Type Ia supernovae are caused by a completely different mechanism than the more well-known type II supernovae. Type Ia supernovae occur in a multiple (usually binary) star system, where one of the stars is a white dwarf. The white dwarf creates a strong gravitational field, and if its companion star is close enough, it begins to suck matter away from the star in an accretion disk. White dwarfs are composed mainly of carbon and oxygen nuclei. When the increasing mass of the white dwarf reaches about 1.3 times the mass of the sun, it reinitiates nuclear fusion, burning oxygen into carbon. Since the white dwarf is in an electron-degenerate state, the temperature of the star is independent of the pressure. Therefore the white dwarf heats up very quickly but does not expand, which causes it to heat up more, and eventually leads to a runaway fusion extravaganza.
The Chandrasekhar limit dictates that a white dwarf cannot exist as a white dwarf if it is more massive than about 1.4 times the mass of our sun. As it approaches this limit, the temperature rises to an extreme and the star is finally forced to expand. The temperature is once again dependent on pressure, and the expansion produces a cooling that slows down the nuclear fusion, which cannot produce any elements heavier than iron.
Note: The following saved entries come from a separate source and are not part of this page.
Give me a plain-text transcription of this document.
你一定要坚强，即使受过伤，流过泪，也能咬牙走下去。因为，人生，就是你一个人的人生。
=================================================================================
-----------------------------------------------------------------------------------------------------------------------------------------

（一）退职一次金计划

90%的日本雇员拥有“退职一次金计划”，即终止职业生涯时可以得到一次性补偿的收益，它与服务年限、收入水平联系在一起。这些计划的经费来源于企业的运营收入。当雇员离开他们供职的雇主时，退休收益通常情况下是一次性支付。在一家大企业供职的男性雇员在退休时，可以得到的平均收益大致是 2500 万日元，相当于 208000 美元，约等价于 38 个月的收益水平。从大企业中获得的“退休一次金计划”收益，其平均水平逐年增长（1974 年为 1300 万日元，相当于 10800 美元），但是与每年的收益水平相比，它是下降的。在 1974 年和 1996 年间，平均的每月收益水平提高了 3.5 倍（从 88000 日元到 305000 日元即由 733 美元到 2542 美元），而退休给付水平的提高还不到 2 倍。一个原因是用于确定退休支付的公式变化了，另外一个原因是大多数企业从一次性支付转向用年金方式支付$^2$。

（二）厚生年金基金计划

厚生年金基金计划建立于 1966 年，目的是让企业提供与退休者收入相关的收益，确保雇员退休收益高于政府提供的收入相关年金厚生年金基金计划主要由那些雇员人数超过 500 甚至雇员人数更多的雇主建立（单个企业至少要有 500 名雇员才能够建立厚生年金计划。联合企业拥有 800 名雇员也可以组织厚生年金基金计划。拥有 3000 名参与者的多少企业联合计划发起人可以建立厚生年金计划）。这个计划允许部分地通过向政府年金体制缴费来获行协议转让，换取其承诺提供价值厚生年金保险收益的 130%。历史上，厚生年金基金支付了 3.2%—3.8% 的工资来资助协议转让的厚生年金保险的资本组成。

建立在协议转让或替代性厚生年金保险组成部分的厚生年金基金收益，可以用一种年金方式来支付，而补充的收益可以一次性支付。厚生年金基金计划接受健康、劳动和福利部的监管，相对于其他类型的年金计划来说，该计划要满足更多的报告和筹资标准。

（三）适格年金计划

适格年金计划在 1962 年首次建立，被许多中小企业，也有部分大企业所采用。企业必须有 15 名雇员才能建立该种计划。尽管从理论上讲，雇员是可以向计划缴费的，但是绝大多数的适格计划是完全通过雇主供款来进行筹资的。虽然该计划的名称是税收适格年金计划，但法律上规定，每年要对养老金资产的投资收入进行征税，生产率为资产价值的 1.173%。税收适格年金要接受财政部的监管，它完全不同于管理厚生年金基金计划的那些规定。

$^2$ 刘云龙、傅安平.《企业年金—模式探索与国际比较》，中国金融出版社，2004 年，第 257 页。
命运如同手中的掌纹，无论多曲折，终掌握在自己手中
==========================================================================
The energy released in this expansion completely destroys the star (and sometimes its neighbor), by causing the outer layers to be expelled at speeds exceeding 10^4 km/s, or 1/10 the speed of light.
Type Ia supernovae particularly interest astronomers because they are all about the same brightness, or absolute magnitude. This is because the Chandrasekhar limit requires all white dwarfs undergoing this process to be about the same mass. Astronomers can then use these events as standard candles to gauge the distances of galaxies accurately.